In my previous post about Task Manager and Resource Monitor (https://www.ihatemypc.com.au/post/task-manager-resource-monitor-finding-blockages) I outlined briefly how the various interactions of the components of your computer dictate the overall behaviour.
Your computer works by moving things around. Even when you aren't doing something, it probably is.
The Task Manager shows you an overview of the major components of your system, as can be seen below; CPU, Memory, Disks etc.
NOTE: The things that connect these components can also be the bottle neck. This usually can be filed under the title of "motherboard". The motherboard is where all these components are joined together. If it is slow or rubbish or faulty then it doesn't matter now fast anything you plug into it is.
Some of these things correspond to questions you may, or should have, asked when you bought the machine; how much memory (RAM) does it have? How fast is the hard disk (SSD or traditional hard drive), how fast is the processor (CPU) and so on.
So depending on the answers to those questions it is quite possible that your machine is a dud right out of the box.
These $300 laptops you see advertised...yeah, they are that price because the answers to those questions aren't good.
When any one of the graphs shown above is constantly at capacity then you are going to be frustrated if not outright thwarted.
I have had customers come to me with brand new machines complaining that they are slow.
Thinking that they've done something wrong they ask me to fix it.
Unfortunately there's no way to turn a Toyota Corolla into a Ferrari.
Of course there are lots of other factors that can make a computer a dud.
There are many examples of poor design, manufacturing faults and bad software that can leave you with a hole in your bank account and not much of a computer.
It is hard to find an objective review of these things these days. Whatever viewpoint you have can be verified by Googling. But is it the right viewpoint?
The best advice I can provide in this context is:
1) Don't be cheap. If you want it to work OK you need to pay an OK amount of money. You do still get what you pay for (mostly).
2) Know your consumer rights and return policies. If an item is NOT "fit for purpose" then you have a right to a no-questions-asked return and refund (check your local laws).
3) Be strong.
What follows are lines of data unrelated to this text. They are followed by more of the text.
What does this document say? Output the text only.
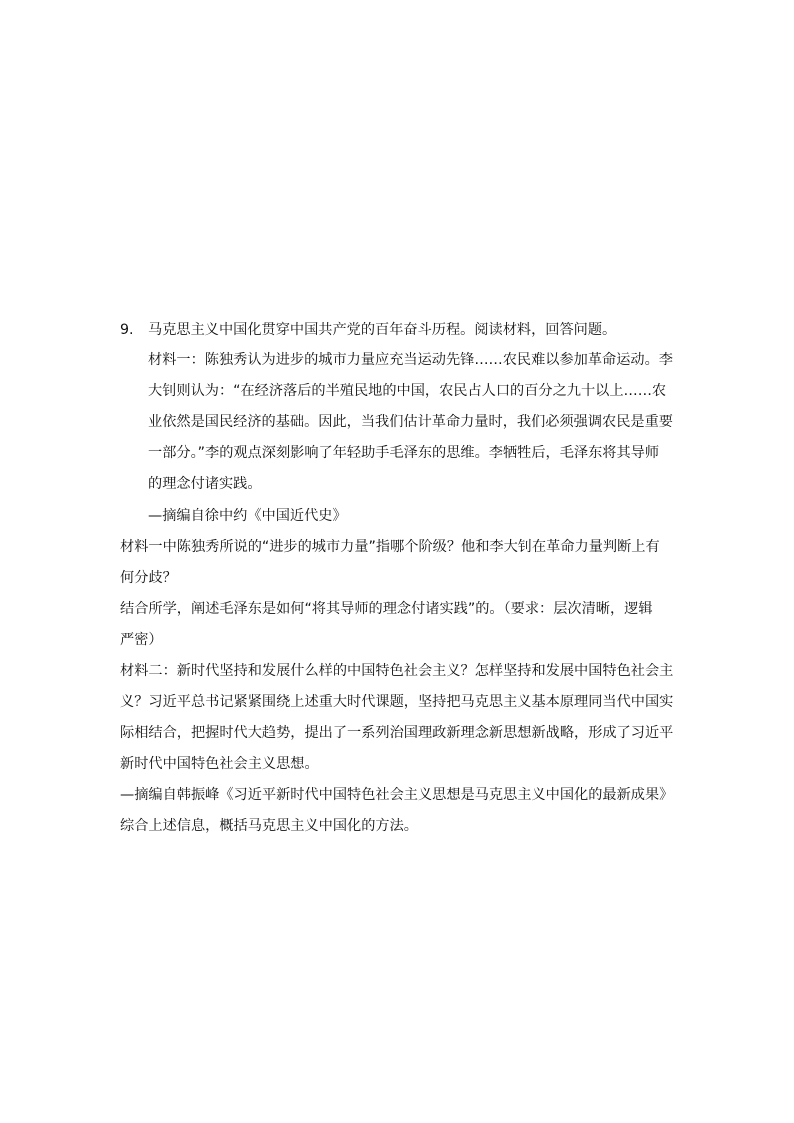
9. 马克思主义中国化贯穿中国共产党的百年奋斗历程。阅读材料，回答问题。
材料一：陈独秀认为进步的城市力量应充当运动先锋……农民难以参加革命运动。李
大钊则认为：“在经济落后的半殖民地的中国，农民占人口的百分之九十以上……农
业依然是国民经济的基础。因此，当我们估计革命力量时，我们必须强调农民是重要
一部分。”李的观点深刻影响了年轻助手毛泽东的思维。李牺牲后，毛泽东将其导师
的理念付诸实践。
—摘编自徐中约《中国近代史》
材料一中陈独秀所说的“进步的城市力量”指哪个阶级？他和李大钊在革命力量判断上有
何分歧？
结合所学，阐述毛泽东是如何“将其导师的理念付诸实践”的。（要求：层次清晰，逻辑
严密）
材料二：新时代坚持和发展什么样的中国特色社会主义？怎样坚持和发展中国特色社会主
义？习近平总书记紧紧围绕上述重大时代课题，坚持把马克思主义基本原理同当代中国实
际相结合，把握时代大趋势，提出了一系列治国理政新理念新思想新战略，形成了习近平
新时代中国特色社会主义思想。
—摘编自韩振峰《习近平新时代中国特色社会主义思想是马克思主义中国化的最新成果》
综合上述信息，概括马克思主义中国化的方法。
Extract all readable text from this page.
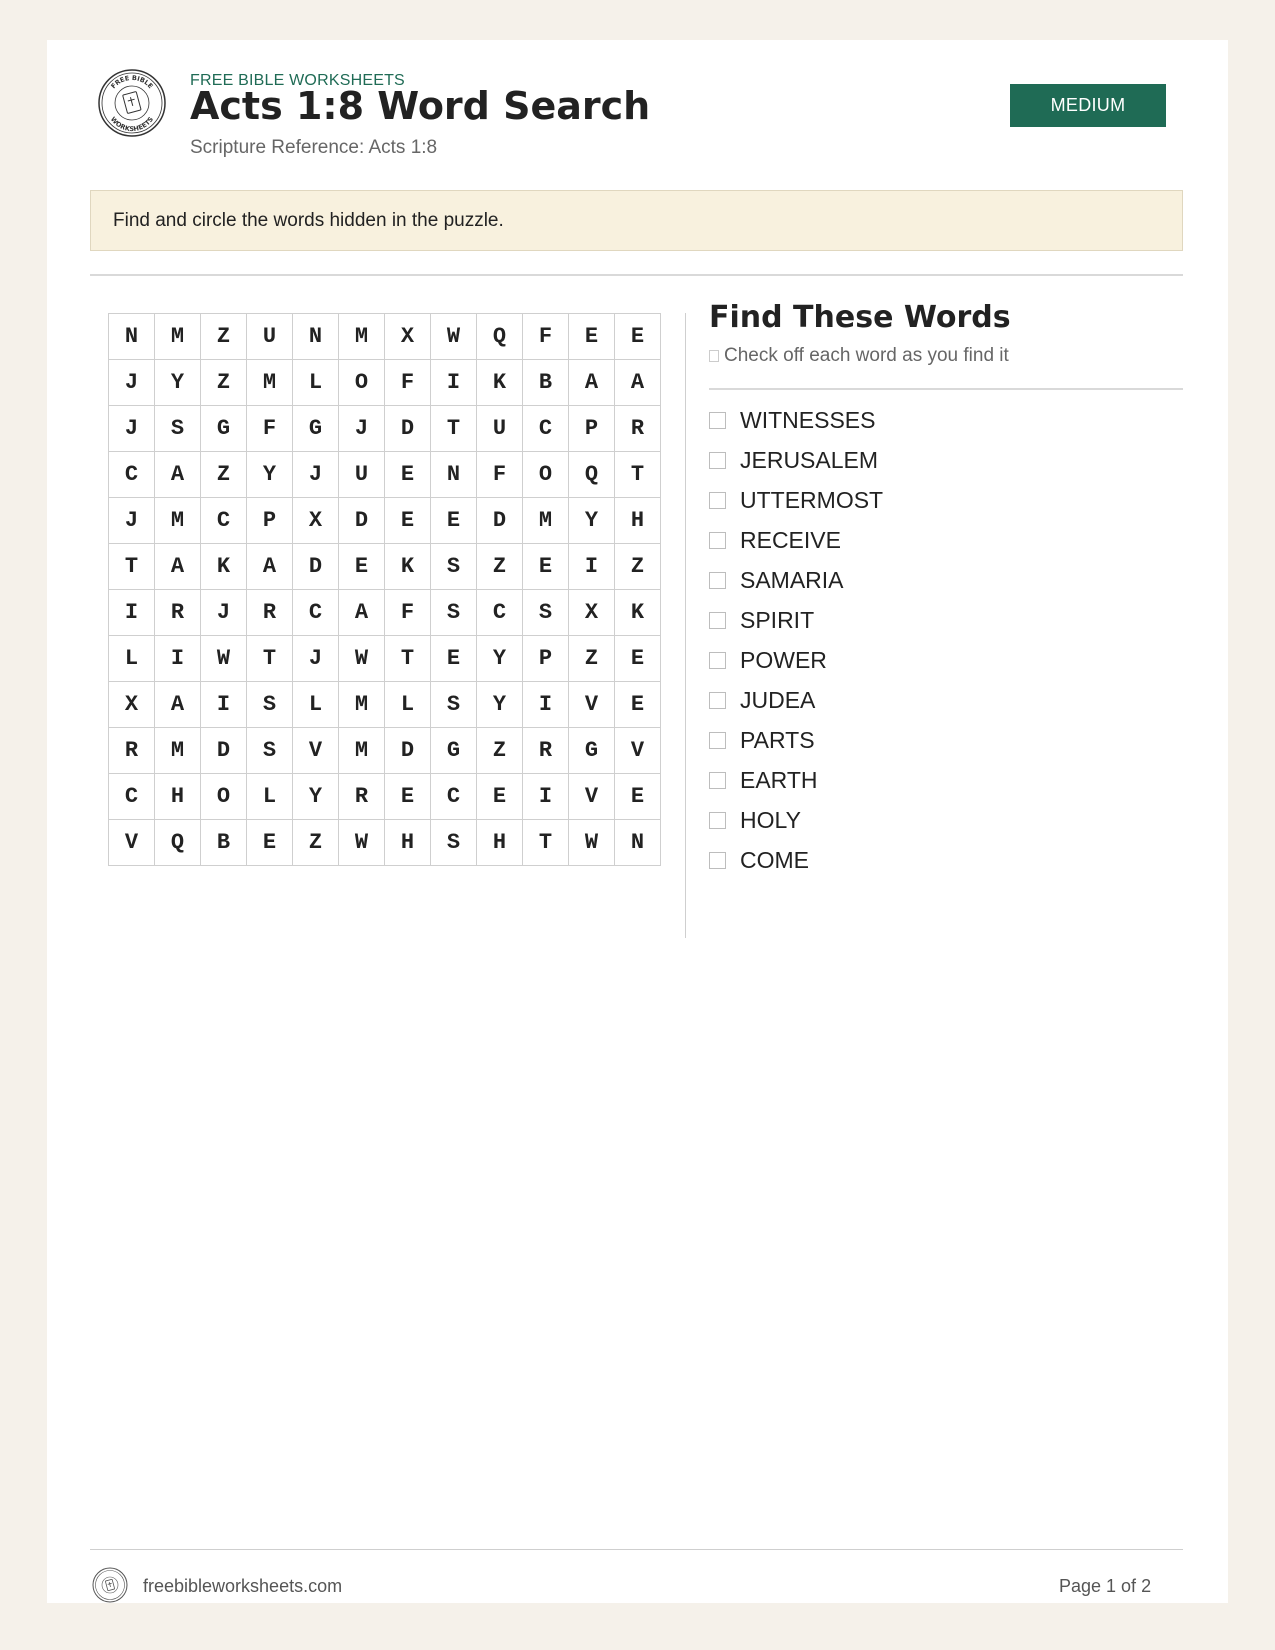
FREE BIBLE
WORKSHEETS
FREE BIBLE WORKSHEETS
Acts 1:8 Word Search
Scripture Reference: Acts 1:8
MEDIUM
Find and circle the words hidden in the puzzle.
N	M	Z	U	N	M	X	W	Q	F	E	E
J	Y	Z	M	L	O	F	I	K	B	A	A
J	S	G	F	G	J	D	T	U	C	P	R
C	A	Z	Y	J	U	E	N	F	O	Q	T
J	M	C	P	X	D	E	E	D	M	Y	H
T	A	K	A	D	E	K	S	Z	E	I	Z
I	R	J	R	C	A	F	S	C	S	X	K
L	I	W	T	J	W	T	E	Y	P	Z	E
X	A	I	S	L	M	L	S	Y	I	V	E
R	M	D	S	V	M	D	G	Z	R	G	V
C	H	O	L	Y	R	E	C	E	I	V	E
V	Q	B	E	Z	W	H	S	H	T	W	N
Find These Words
Check off each word as you find it
WITNESSES
JERUSALEM
UTTERMOST
RECEIVE
SAMARIA
SPIRIT
POWER
JUDEA
PARTS
EARTH
HOLY
COME
freebibleworksheets.com	Page 1 of 2
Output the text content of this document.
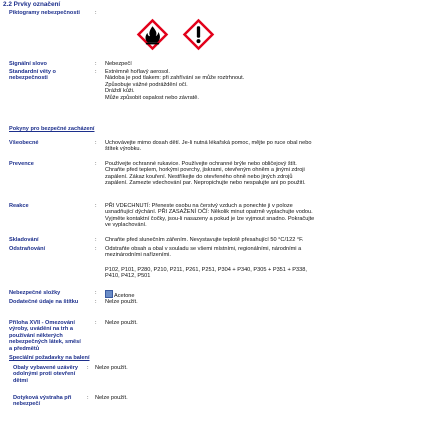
2.2 Prvky označení
Piktogramy nebezpečnosti	:
Signální slovo	: Nebezpečí
Standardní věty o
nebezpečnosti
: Extrémně hořlavý aerosol.
Nádoba je pod tlakem: při zahřívání se může roztrhnout.
Způsobuje vážné podráždění očí.
Dráždí kůži.
Může způsobit ospalost nebo závratě.
Pokyny pro bezpečné zacházení
Všeobecné	: Uchovávejte mimo dosah dětí. Je-li nutná lékařská pomoc, mějte po ruce obal nebo
štítek výrobku.
Prevence	: Používejte ochranné rukavice. Používejte ochranné brýle nebo obličejový štít.
Chraňte před teplem, horkými povrchy, jiskrami, otevřeným ohněm a jinými zdroji
zapálení. Zákaz kouření. Nestříkejte do otevřeného ohně nebo jiných zdrojů
zapálení. Zamezte vdechování par. Nepropichujte nebo nespalujte ani po použití.
Reakce	: PŘI VDECHNUTÍ: Přeneste osobu na čerstvý vzduch a ponechte ji v poloze
usnadňující dýchání. PŘI ZASAŽENÍ OČÍ: Několik minut opatrně vyplachujte vodou.
Vyjměte kontaktní čočky, jsou-li nasazeny a pokud je lze vyjmout snadno. Pokračujte
ve vyplachování.
Skladování	: Chraňte před slunečním zářením. Nevystavujte teplotě přesahující 50 °C/122 °F.
Odstraňování	: Odstraňte obsah a obal v souladu se všemi místními, regionálními, národními a
mezinárodními nařízeními.
P102, P101, P280, P210, P211, P261, P251, P304 + P340, P305 + P351 + P338,
P410, P412, P501
Nebezpečné složky	:	Acetone
Dodatečné údaje na štítku	: Nelze použít.
Příloha XVII - Omezování
výroby, uvádění na trh a
používání některých
nebezpečných látek, směsí
a předmětů
: Nelze použít.
Speciální požadavky na balení
Obaly vybavené uzávěry
odolnými proti otevření
dětmi
: Nelze použít.
Dotyková výstraha při
nebezpečí
: Nelze použít.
Retail stores will often bully you into buying what they are selling over what you need or want.
4) Get some advice before buying. Check out CHOICE online, ask you computer person...whatever. Just get some help BEFORE you buy.
I have a buying guide that I update and send to my customers (when they ask for it). It answer a lot of your questions about how to buy a new computer. Message me through this web site and I'll send it to you.
As an amusing end to this post, I'll tell you about a phone call I recently had.
A customer obtained my buying guide about 2 years ago and went to a retail store with it so they could buy the right laptop.
The smarty pants in the store poo-pood my buying guide and sold my customer something else.
My customer put up a fight but the instore doubt meant he bought what the salesman said not what my document and his considerations had decided upon.
Guess what? The machine was a pain in the arse from day one.